Investing involves risk. When you invest your money, most of these investments have no guarantee that you will earn a profit with the exception of few investment vehicles like time deposit.
I know many people are keeping themselves away from investing because of their lack of knowledge and understanding how a particular investment works. It is the reason why it is very important to learn and understand first before you put your money on what you consider as an investment.
Perhaps, you have already heard or read the phrase “Don’t put all your eggs in one basket”. It is also true when it comes to investing your money specially if you are a newbie in investing.
When I started to invest some of my money, I tried to study and learn which investments could be better choices. Maybe you know there are several investments available for individuals such as time deposit, mutual funds, bonds, stocks, UITF and a lot more.

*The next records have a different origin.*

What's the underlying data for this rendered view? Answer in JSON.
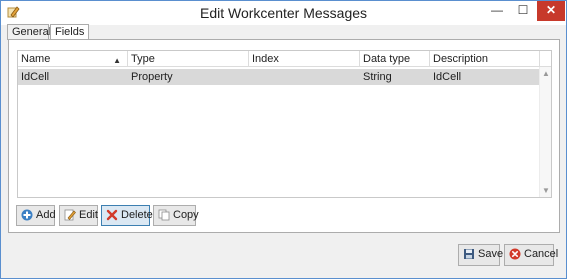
{
  "window": {
    "title": "Edit Workcenter Messages",
    "controls": {
      "minimize": "—",
      "maximize": "☐",
      "close": "✕"
    }
  },
  "tabs": [
    {
      "label": "General",
      "selected": false
    },
    {
      "label": "Fields",
      "selected": true
    }
  ],
  "grid": {
    "columns": [
      "Name",
      "Type",
      "Index",
      "Data type",
      "Description"
    ],
    "sort_column": "Name",
    "sort_direction": "ascending",
    "rows": [
      {
        "name": "IdCell",
        "type": "Property",
        "index": "",
        "data_type": "String",
        "description": "IdCell"
      }
    ]
  },
  "actions": {
    "add": "Add",
    "edit": "Edit",
    "delete": "Delete",
    "copy": "Copy"
  },
  "footer": {
    "save": "Save",
    "cancel": "Cancel"
  },
  "colors": {
    "close_button": "#c7392b",
    "selected_row": "#d9d9d9",
    "focus_border": "#3c7fb1"
  }
}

Each of these investments has its unique features and characteristics as well as the risk involves. My suggestion for you before you place your money in these investment is that you should understand and study first how it works and how yu could earn money from it.
So the question is how to reduce the risk when investing. The risk involves losing of the principal money you have put into the specific investment. Here are some of the things I think why diversifying your investments is very important to protect yourself from the risk.

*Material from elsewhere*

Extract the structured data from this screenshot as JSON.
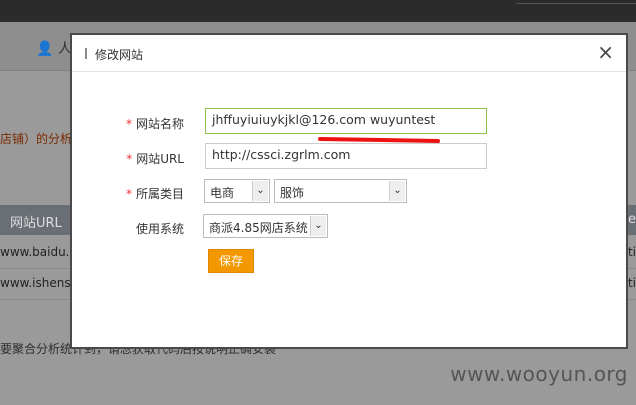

1. Diversification will protect you from losing all your money
It is not wise to invest all of your money in just one investment, for instance, in the stock market. Maybe you know some people who loss considerable amount of money because of the 2008 global economic crisis.
Many people loss their investments due to collapse of stock market of most countries including the USA, Canada and European countries. Stock market is one of the riskiest investments out there so do not put all your hard-earned money into this kind of investment. Just a warning but do start investing.

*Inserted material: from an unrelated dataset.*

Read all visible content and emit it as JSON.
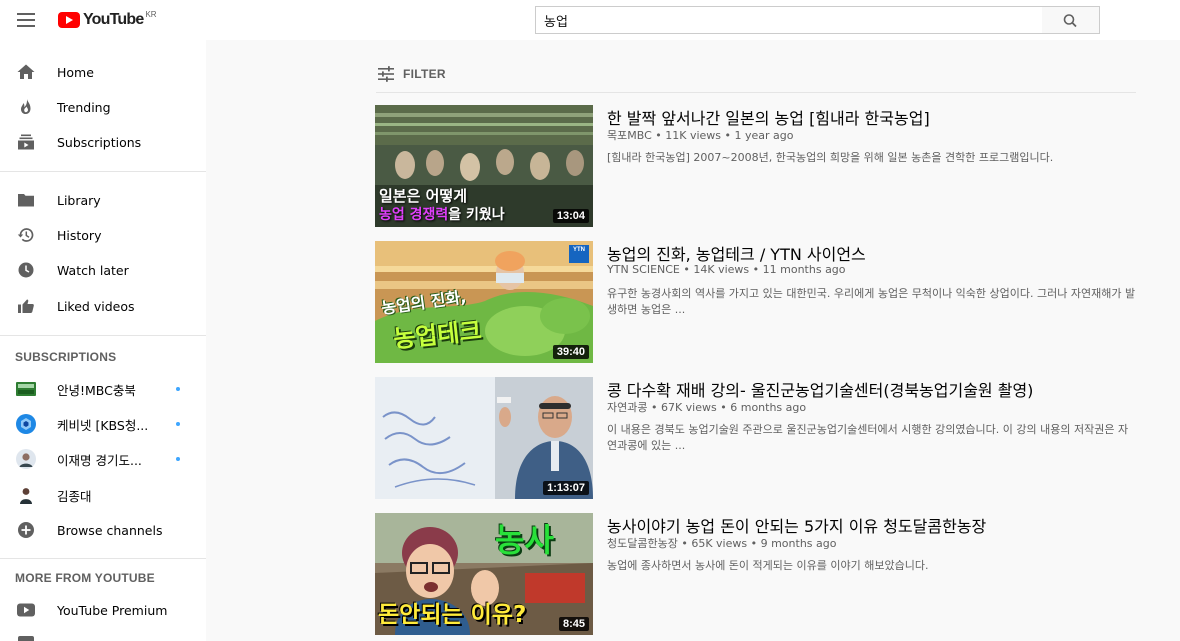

I would suggest you can breakdown your investments in percentages. Allocate certain amount or percentage in the stock market, some in time deposit, others in mutual funds and so on. Make sure that you know the investments you are starting to prior putting your money into it.
2. Diversification offers new opportunities to make a profit
I’m not a professional financial planner or adviser but in my own experience, I could say that if you have several investments, not just one, it will give you more chance to make more profit. However, before you diversify to other investments, it will be better to ensure that you have enough knowledge and understanding how this particular investment could make money for you.
I will give you an example. When I started investing in stock market in 2010, I have a great hope that I could earn money even if it is small. But when I realized that stock posses high risk, I started to look for other investments that has lower risk than stock investing.
I read blogs about investing during that time and many blogger are suggesting to invest in mutual funds. One of blogs I follow regularly suggest its readers to invest in ETF. However, in the Philippines, ETF is not yet available, but you could invest in other ways like UITF and mutual funds.
3. Diversification will increase your financial knowledge
As you keep on diversifying your investments, your financial intelligence and experience will also increase. You will know many terms and strategies on how to effectively place your money to these investments.
I will give you an example. During my early days of investing in the stock, I don’t know many things and terms about the stock market. I have learned it along the way and then I started to study mutual funds.
Both of these investments have almost the same structure. Actually, some type of mutual funds are invested in the stock market so they are closely related to each other.
If you have your own business, I assumed you have learned many things about tax, assets, liabilities, cash flow and so on. By diversifying your investments, you will not only make profits but you will also increase your financial IQ.
If you diversify your investments, you are not only concentrated to one particular vehicle. If you are an entrepreneur, it will be better to put some of your earnings in other vehicles, not solely in your own business. Those investments with lower risk like mutual funds and time deposit.
Diversification is very important for new and old-time investors. Putting all your money in one investment will increase the chance of losing your principal. Make sure to learn the several types of investment before you put all your money into that kind of investments, then diversify!